THE BORDER

Upper and Lower: Some sketches from the diaries of Thomas Baines.

Embroidered by the Hartley Women's Institute and Mrs. Bayley, Umtali Women's Institute.

Hartley
BAINES AND HARTLEY

Credit for opening up Rhodesia belongs not only to the missionaries but also to the early hunters and prospectors. One of the most famous of the hunters was Henry Hartley who as a child came out to South Africa with the 1820 Settlers. In 1841 Hartley moved to the Transvaal and went hunting in Matabeleland in 1859. Thereafter he paid visits nearly every season to present-day Rhodesia. In 1865 he came across traces of early gold workings near the Umfuli River. The next year Hartley brought the geologist Karl Mauch to Mashonaland to confirm the presence there of payable gold. The publication of their discoveries gave rise to intensive prospecting. Besides recognizing the gold potential of Mashonaland, Hartley was one of the greatest professional hunters known in Southern Africa. During his lifetime he is credited with killing 1 200 elephants.

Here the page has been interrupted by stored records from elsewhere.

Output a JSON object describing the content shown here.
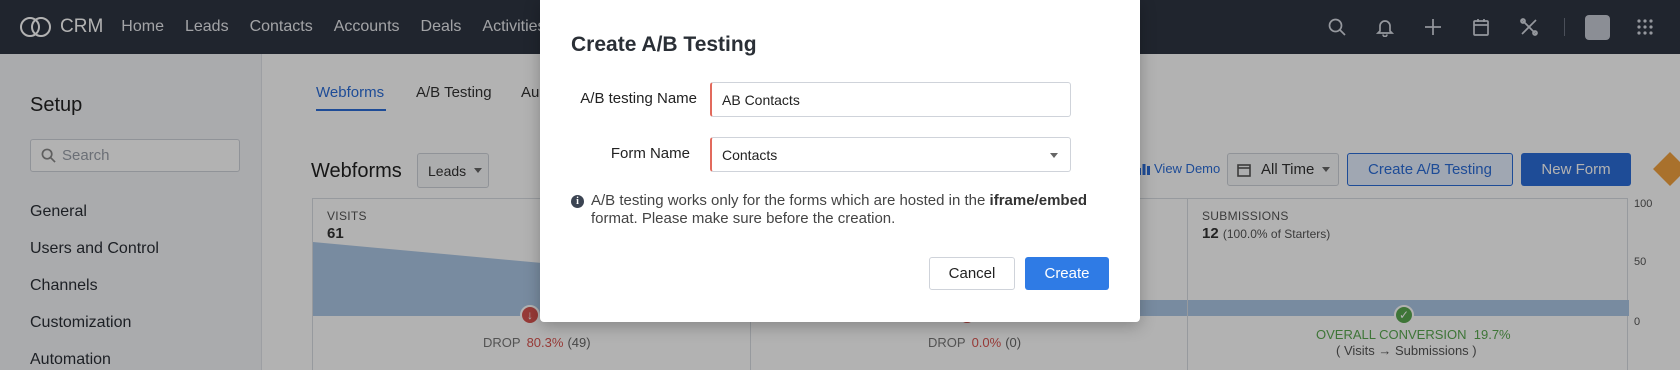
{
  "topnav": {
    "brand": "CRM",
    "links": [
      "Home",
      "Leads",
      "Contacts",
      "Accounts",
      "Deals",
      "Activities"
    ],
    "icons": [
      "search-icon",
      "bell-icon",
      "plus-icon",
      "calendar-icon",
      "tools-icon",
      "avatar",
      "apps-grid-icon"
    ]
  },
  "sidebar": {
    "title": "Setup",
    "search_placeholder": "Search",
    "items": [
      "General",
      "Users and Control",
      "Channels",
      "Customization",
      "Automation"
    ]
  },
  "main": {
    "tabs": [
      "Webforms",
      "A/B Testing",
      "Au"
    ],
    "active_tab": "Webforms",
    "page_title": "Webforms",
    "module_select": "Leads",
    "view_demo": "View Demo",
    "time_filter": "All Time",
    "create_ab_button": "Create A/B Testing",
    "new_form_button": "New Form",
    "funnel": {
      "visits_label": "VISITS",
      "visits_value": "61",
      "submissions_label": "SUBMISSIONS",
      "submissions_value": "12",
      "submissions_sub": "(100.0% of Starters)",
      "drop1_label": "DROP",
      "drop1_pct": "80.3%",
      "drop1_count": "(49)",
      "drop2_label": "DROP",
      "drop2_pct": "0.0%",
      "drop2_count": "(0)",
      "overall_label": "OVERALL CONVERSION",
      "overall_pct": "19.7%",
      "overall_sub": "( Visits → Submissions )",
      "y_ticks": [
        "100",
        "50",
        "0"
      ]
    }
  },
  "modal": {
    "title": "Create A/B Testing",
    "name_label": "A/B testing Name",
    "name_value": "AB Contacts",
    "form_label": "Form Name",
    "form_value": "Contacts",
    "info_pre": "A/B testing works only for the forms which are hosted in the ",
    "info_bold": "iframe/embed",
    "info_post": " format. Please make sure before the creation.",
    "cancel_button": "Cancel",
    "create_button": "Create"
  },
  "colors": {
    "nav_bg": "#2f3542",
    "primary": "#2b6dd8",
    "required_marker": "#e26a5d",
    "drop_red": "#d8534f",
    "conversion_green": "#59a84f"
  }
}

In 1869 Hartley was engaged by Thomas Baines, acting on behalf of the newly formed South African Goldfields Exploration Company, to guide him to the Mashonaland goldfields. Baines was born in 1820 at King’s Lynn, Norfolk, and pursued an adventurous career. He was attached to the British forces as an artist during the Kaffir War of 1850-53. For two years he served on Gregory’s Australian Expedition. Baines then joined Dr. Livingstone’s Zambezi Expedition and was dismissed by him on charges of dishonesty which were never proven.

Baines next became concerned with an attempt to open up the middle and lower Zambezi and during 1862 he paid a visit to the Victoria Falls, being the first artist to depict them. In 1868 Baines became employed by the South African Gold Fields Company and from Lobengula obtained permission to mine gold between the Gwelo and Hunyani rivers. Unfortunately his company became insolvent and Baines spent the remainder of his life trying to clear up the financial tangle. He died of dysentery at Durban in 1875.

Thomas Baines painted hundreds of pictures during his extensive travels and is best known now as an artist. But he was also a most resourceful explorer and his journals are an exact and interesting record of events in Rhodesia before the Occupation. Because he obtained the first mineral concession in Mashonaland, Baines must also be considered one of the founders of modern Rhodesia.